The book contains a preface where I describe the way I did the work. Here I also mention the different colaborators and institutions that contributed with material. It is then followed with an introduction. The next chapter talks about the history of the parrots in ancient times, before the arrival of the european conquerors. It is very interesting to know, for example, the relationship between the scarlet macaw and the aztecs or mayas, and the importance that the parrots had with different ancient mexican cultures. The most important part of the book is the detailed description of each species and subspecies that live in México, each one with a scientific illustration and a range map.

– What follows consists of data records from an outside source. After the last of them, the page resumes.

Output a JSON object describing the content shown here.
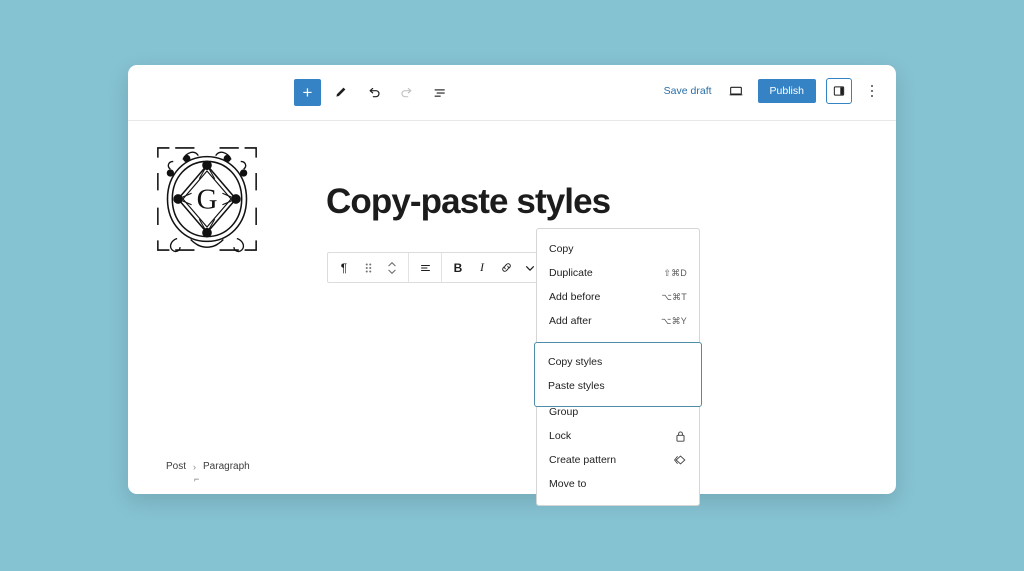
{
  "theme": {
    "background": "#85c2d2",
    "accent_blue": "#3582c4",
    "link_blue": "#2a6ea6",
    "highlight_border": "#4e8ca8",
    "card_background": "#ffffff",
    "text": "#1e1e1e"
  },
  "top_bar": {
    "add_block_label": "+",
    "add_block_name": "add-block",
    "tools_label": "Tools",
    "undo_label": "Undo",
    "redo_label": "Redo",
    "list_view_label": "Document overview",
    "save_draft_label": "Save draft",
    "preview_label": "Preview",
    "publish_label": "Publish",
    "sidebar_toggle_label": "Settings",
    "more_options_label": "Options"
  },
  "canvas": {
    "post_title": "Copy-paste styles",
    "monogram_letter": "G",
    "monogram_alt": "Ornamental G monogram image block"
  },
  "block_toolbar": {
    "paragraph_label": "¶",
    "drag_label": "Drag",
    "move_label": "Move up or down",
    "align_label": "Align text",
    "bold_label": "B",
    "italic_label": "I",
    "link_label": "Link",
    "more_rich_text_label": "More",
    "options_label": "Options"
  },
  "dropdown": {
    "groups": [
      {
        "name": "basic",
        "highlighted": false,
        "items": [
          {
            "label": "Copy",
            "shortcut": "",
            "icon": ""
          },
          {
            "label": "Duplicate",
            "shortcut": "⇧⌘D",
            "icon": ""
          },
          {
            "label": "Add before",
            "shortcut": "⌥⌘T",
            "icon": ""
          },
          {
            "label": "Add after",
            "shortcut": "⌥⌘Y",
            "icon": ""
          }
        ]
      },
      {
        "name": "styles",
        "highlighted": true,
        "items": [
          {
            "label": "Copy styles",
            "shortcut": "",
            "icon": ""
          },
          {
            "label": "Paste styles",
            "shortcut": "",
            "icon": ""
          }
        ]
      },
      {
        "name": "transform",
        "highlighted": false,
        "items": [
          {
            "label": "Group",
            "shortcut": "",
            "icon": ""
          },
          {
            "label": "Lock",
            "shortcut": "",
            "icon": "lock-icon"
          },
          {
            "label": "Create pattern",
            "shortcut": "",
            "icon": "pattern-icon"
          },
          {
            "label": "Move to",
            "shortcut": "",
            "icon": ""
          }
        ]
      }
    ]
  },
  "breadcrumb": {
    "post_label": "Post",
    "separator": "›",
    "block_label": "Paragraph"
  },
  "cursor": {
    "mark": "⌐"
  }
}
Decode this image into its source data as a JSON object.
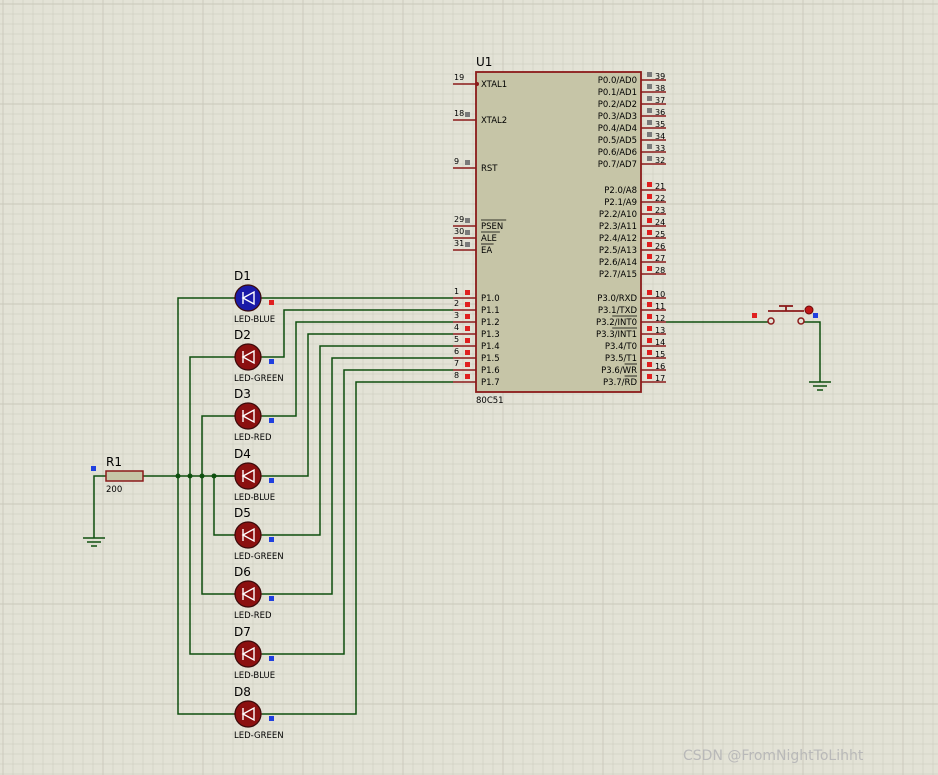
{
  "mcu": {
    "ref": "U1",
    "part": "80C51",
    "left_pins": [
      {
        "num": "19",
        "name": "XTAL1"
      },
      {
        "num": "18",
        "name": "XTAL2"
      },
      {
        "num": "9",
        "name": "RST"
      },
      {
        "num": "29",
        "name": "PSEN"
      },
      {
        "num": "30",
        "name": "ALE"
      },
      {
        "num": "31",
        "name": "EA"
      },
      {
        "num": "1",
        "name": "P1.0"
      },
      {
        "num": "2",
        "name": "P1.1"
      },
      {
        "num": "3",
        "name": "P1.2"
      },
      {
        "num": "4",
        "name": "P1.3"
      },
      {
        "num": "5",
        "name": "P1.4"
      },
      {
        "num": "6",
        "name": "P1.5"
      },
      {
        "num": "7",
        "name": "P1.6"
      },
      {
        "num": "8",
        "name": "P1.7"
      }
    ],
    "right_pins": [
      {
        "num": "39",
        "name": "P0.0/AD0"
      },
      {
        "num": "38",
        "name": "P0.1/AD1"
      },
      {
        "num": "37",
        "name": "P0.2/AD2"
      },
      {
        "num": "36",
        "name": "P0.3/AD3"
      },
      {
        "num": "35",
        "name": "P0.4/AD4"
      },
      {
        "num": "34",
        "name": "P0.5/AD5"
      },
      {
        "num": "33",
        "name": "P0.6/AD6"
      },
      {
        "num": "32",
        "name": "P0.7/AD7"
      },
      {
        "num": "21",
        "name": "P2.0/A8"
      },
      {
        "num": "22",
        "name": "P2.1/A9"
      },
      {
        "num": "23",
        "name": "P2.2/A10"
      },
      {
        "num": "24",
        "name": "P2.3/A11"
      },
      {
        "num": "25",
        "name": "P2.4/A12"
      },
      {
        "num": "26",
        "name": "P2.5/A13"
      },
      {
        "num": "27",
        "name": "P2.6/A14"
      },
      {
        "num": "28",
        "name": "P2.7/A15"
      },
      {
        "num": "10",
        "name": "P3.0/RXD"
      },
      {
        "num": "11",
        "name": "P3.1/TXD"
      },
      {
        "num": "12",
        "name": "P3.2/INT0"
      },
      {
        "num": "13",
        "name": "P3.3/INT1"
      },
      {
        "num": "14",
        "name": "P3.4/T0"
      },
      {
        "num": "15",
        "name": "P3.5/T1"
      },
      {
        "num": "16",
        "name": "P3.6/WR"
      },
      {
        "num": "17",
        "name": "P3.7/RD"
      }
    ]
  },
  "leds": [
    {
      "ref": "D1",
      "type": "LED-BLUE"
    },
    {
      "ref": "D2",
      "type": "LED-GREEN"
    },
    {
      "ref": "D3",
      "type": "LED-RED"
    },
    {
      "ref": "D4",
      "type": "LED-BLUE"
    },
    {
      "ref": "D5",
      "type": "LED-GREEN"
    },
    {
      "ref": "D6",
      "type": "LED-RED"
    },
    {
      "ref": "D7",
      "type": "LED-BLUE"
    },
    {
      "ref": "D8",
      "type": "LED-GREEN"
    }
  ],
  "resistor": {
    "ref": "R1",
    "value": "200"
  },
  "watermark": "CSDN @FromNightToLihht",
  "colors": {
    "background": "#e3e2d6",
    "grid": "#c9c8ba",
    "wire": "#0f4f0f",
    "chip_fill": "#c6c5a7",
    "chip_border": "#8b1a1a",
    "led_fill": "#8b1010",
    "led_active_fill": "#1a1aa8",
    "pin_red": "#e02020",
    "pin_blue": "#2040e0",
    "pin_gray": "#7a7a7a"
  }
}
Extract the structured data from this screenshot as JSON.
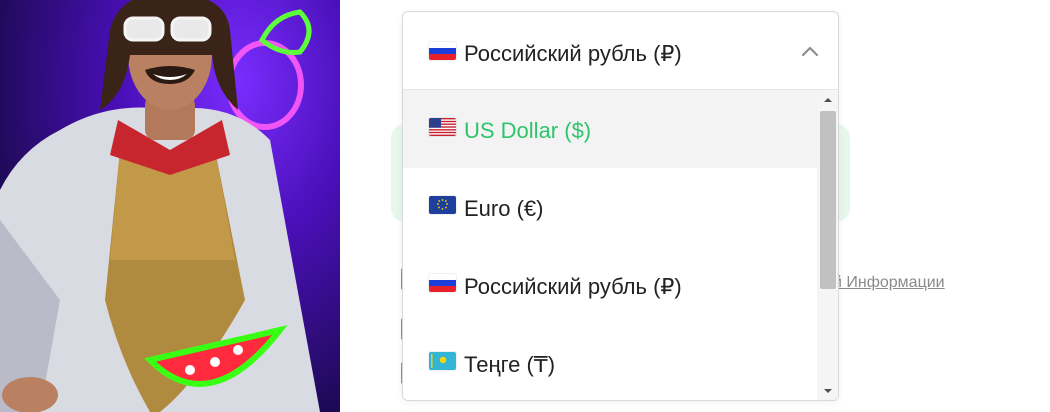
{
  "currency_select": {
    "selected": {
      "label": "Российский рубль (₽)",
      "flag": "russia-flag-icon"
    },
    "toggle_icon": "chevron-up-icon",
    "options": [
      {
        "label": "US Dollar ($)",
        "flag": "usa-flag-icon",
        "highlighted": true
      },
      {
        "label": "Euro (€)",
        "flag": "eu-flag-icon",
        "highlighted": false
      },
      {
        "label": "Российский рубль (₽)",
        "flag": "russia-flag-icon",
        "highlighted": false
      },
      {
        "label": "Теңге (₸)",
        "flag": "kazakhstan-flag-icon",
        "highlighted": false
      }
    ]
  },
  "background": {
    "policy_link_text": "итой Информации"
  },
  "colors": {
    "accent_green": "#2ec56a",
    "promo_purple": "#4a0fb8",
    "neon_green": "#39ff14",
    "neon_red": "#ff2a3d"
  }
}
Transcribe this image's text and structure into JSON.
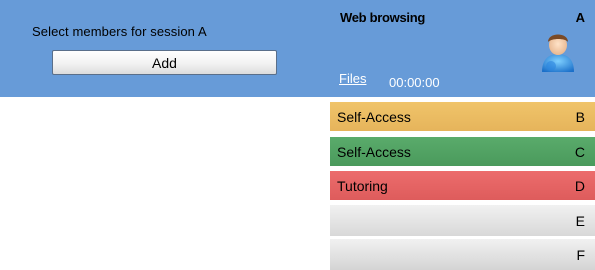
{
  "left_panel": {
    "select_label": "Select members for session  A",
    "add_label": "Add"
  },
  "session_a": {
    "title": "Web browsing",
    "letter": "A",
    "files_label": "Files",
    "timer": "00:00:00",
    "icon": "user-icon"
  },
  "sessions": [
    {
      "label": "Self-Access",
      "letter": "B",
      "color": "#e6b45b"
    },
    {
      "label": "Self-Access",
      "letter": "C",
      "color": "#4a9a5c"
    },
    {
      "label": "Tutoring",
      "letter": "D",
      "color": "#de5c5c"
    },
    {
      "label": "",
      "letter": "E",
      "color": "#e0e0e0"
    },
    {
      "label": "",
      "letter": "F",
      "color": "#e0e0e0"
    }
  ],
  "colors": {
    "panel_blue": "#679bd8"
  }
}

Where did you get the photos, all of them are taken by yourself?

Most of the photos are mine. However, photos of different collaborators, mostly Mexican, are also shown.

Can we find some information about differences in coloration among individual subspecies in the book?

Sure, the book perfectly defines the differences between each species and sub species. There is a detailed explanation, a scientific illustration and at least one photo of each one of them.

How many pages does the book have and how many parrot species are included?

The book has 460 pages, including the 23 species and 12 subspecies. All are treated separately.